Hive tables - Managed and External

Managed tables are Hive owned tables where the entire lifecycle of the tables’ data are managed and controlled by Hive. External tables are tables where Hive has loose coupling with the data.

All the write operations to the Managed tables are performed using Hive SQL commands. If a Managed table or partition is dropped, the data and metadata associated with that table or partition are deleted. The transactional semantics (ACID) are also supported only on Managed tables.

The writes on External tables can be performed using Hive SQL commands but data files can also be accessed and managed by processes outside of Hive. If an External table or partition is dropped, only the metadata associated with the table or partition is deleted but the underlying data files stay intact. A typical example for External table is to run analytical queries on HBase or Druid owned data via Hive, where data files are written by HBase or Druid and Hive reads them for analytics.

Hive supports replication of External tables with data to target cluster and it retains all the properties of External tables.

The data files permission and ownership are preserved so that the relevant external processes can continue to write in it even after failover.
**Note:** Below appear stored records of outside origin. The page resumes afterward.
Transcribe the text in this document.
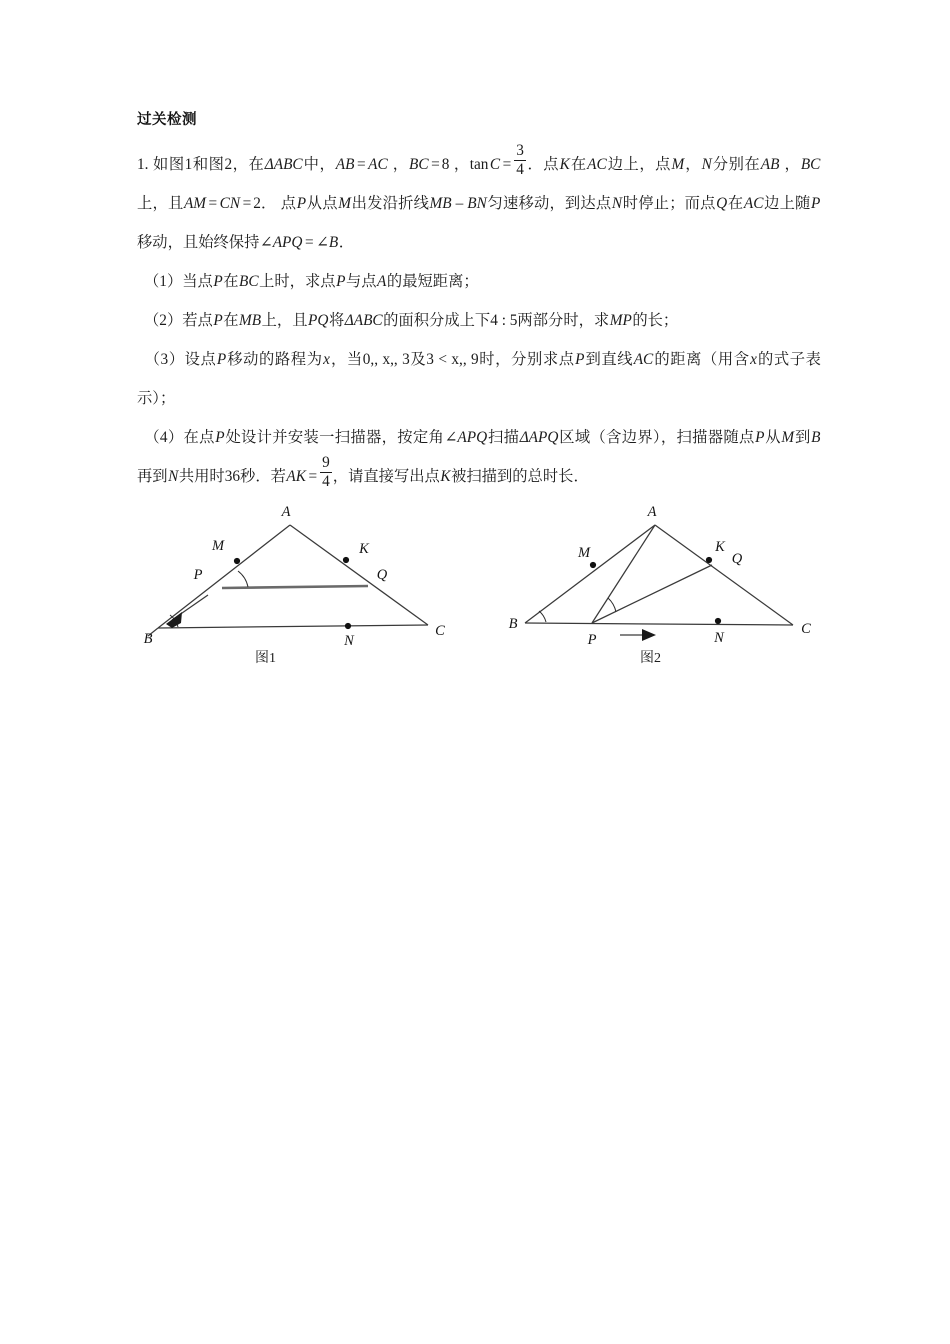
过关检测

1. 如图1和图2，在ΔABC中，AB = AC ，BC = 8 ，$\tan C = \frac{3}{4}$ ．点K在AC边上，点M，N分别在AB ，BC上，且AM = CN = 2． 点P从点M出发沿折线MB – BN匀速移动，到达点N时停止；而点Q在AC边上随P移动，且始终保持∠APQ = ∠B．

（1）当点P在BC上时，求点P与点A的最短距离；

（2）若点P在MB上，且PQ将ΔABC的面积分成上下4 : 5两部分时，求MP的长；

（3）设点P移动的路程为x，当0,, x,, 3及3 < x,, 9时，分别求点P到直线AC的距离（用含x的式子表示）；

（4）在点P处设计并安装一扫描器，按定角∠APQ扫描ΔAPQ区域（含边界），扫描器随点P从M到B再到N共用时36秒．若AK = $\frac{9}{4}$ ，请直接写出点K被扫描到的总时长．

A
M	K
Q
P
B	N
C
图1
A
M	K
Q
B
P	N
C
图2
For handling conflicts in External tables’ data location due to replication from multiple source clusters to same target cluster, Replication Manager assigns a unique base directory for each source cluster under which, External tables data from corresponding source cluster would be copied. For example, if External table location at a source cluster is /ext/hbase_data and after replication, the location in target cluster would be <base_dir>/ext/hbase_data. Users can track the new location of External tables using DESCRIBE TABLE command.

Handle replication conflicts between HDFS and Hive External Table location:

When you run the Hive replication policy on an external table, the data is stored on the target directory at a specific location. Next, when you run the HDFS replication policy which tries to copy data at the same external table location, DLM Engine ensures that the Hive data is not overridden by HDFS. For example: Running the Hive policy on an external table creates a target directory named: /tmp/db1/ext1. When HDFS policy is executed, the HDFS should not override data by replicating on /tmp/db1/ext1 directory.
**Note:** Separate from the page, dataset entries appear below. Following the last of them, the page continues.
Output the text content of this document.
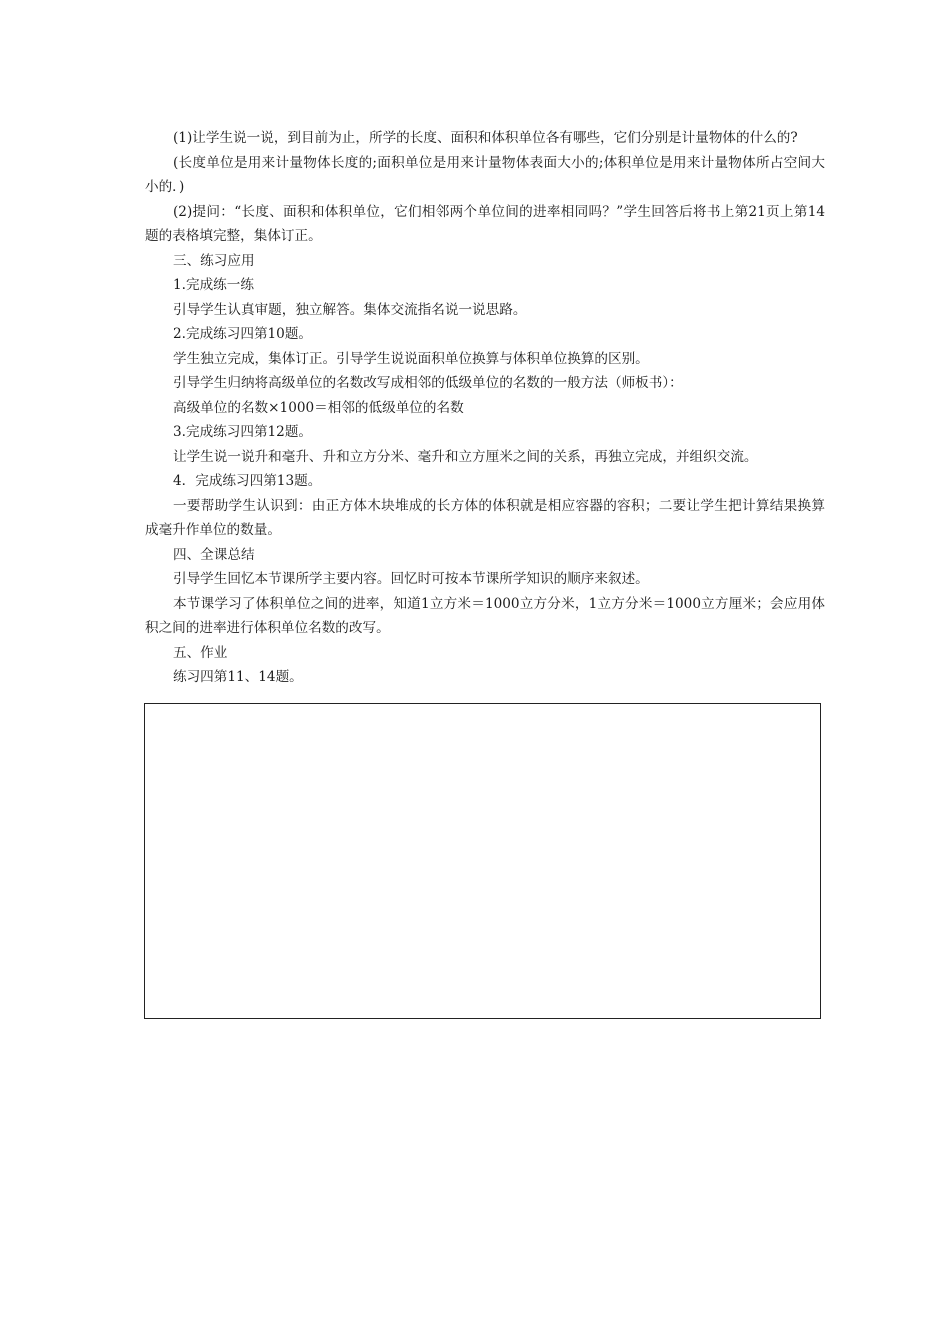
(1)让学生说一说，到目前为止，所学的长度、面积和体积单位各有哪些，它们分别是计量物体的什么的?

(长度单位是用来计量物体长度的;面积单位是用来计量物体表面大小的;体积单位是用来计量物体所占空间大小的．)

(2)提问：“长度、面积和体积单位，它们相邻两个单位间的进率相同吗？”学生回答后将书上第21页上第14题的表格填完整，集体订正。

三、练习应用

1.完成练一练

引导学生认真审题，独立解答。集体交流指名说一说思路。

2.完成练习四第10题。

学生独立完成，集体订正。引导学生说说面积单位换算与体积单位换算的区别。

引导学生归纳将高级单位的名数改写成相邻的低级单位的名数的一般方法（师板书）：

高级单位的名数×1000＝相邻的低级单位的名数

3.完成练习四第12题。

让学生说一说升和毫升、升和立方分米、毫升和立方厘米之间的关系，再独立完成，并组织交流。

4．完成练习四第13题。

一要帮助学生认识到：由正方体木块堆成的长方体的体积就是相应容器的容积；二要让学生把计算结果换算成毫升作单位的数量。

四、全课总结

引导学生回忆本节课所学主要内容。回忆时可按本节课所学知识的顺序来叙述。

本节课学习了体积单位之间的进率，知道1立方米＝1000立方分米，1立方分米＝1000立方厘米；会应用体积之间的进率进行体积单位名数的改写。

五、作业

练习四第11、14题。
How to avoid conflicts during External Tables replication process

When two Hive replication policies on DB1 and DB2 (either from same source cluster or different clusters) have external tables pointing to the same data location (example: /abc), and if they are replicated to the same target cluster, it must be noted that we need to set different paths for external table base directory configuration for both the policies (example: /db1 for DB1 and /db2 for DB2). This arrangement ensures that the target external table data location would be different for both DBs (/db1/abcd and /db2/abcd respectively).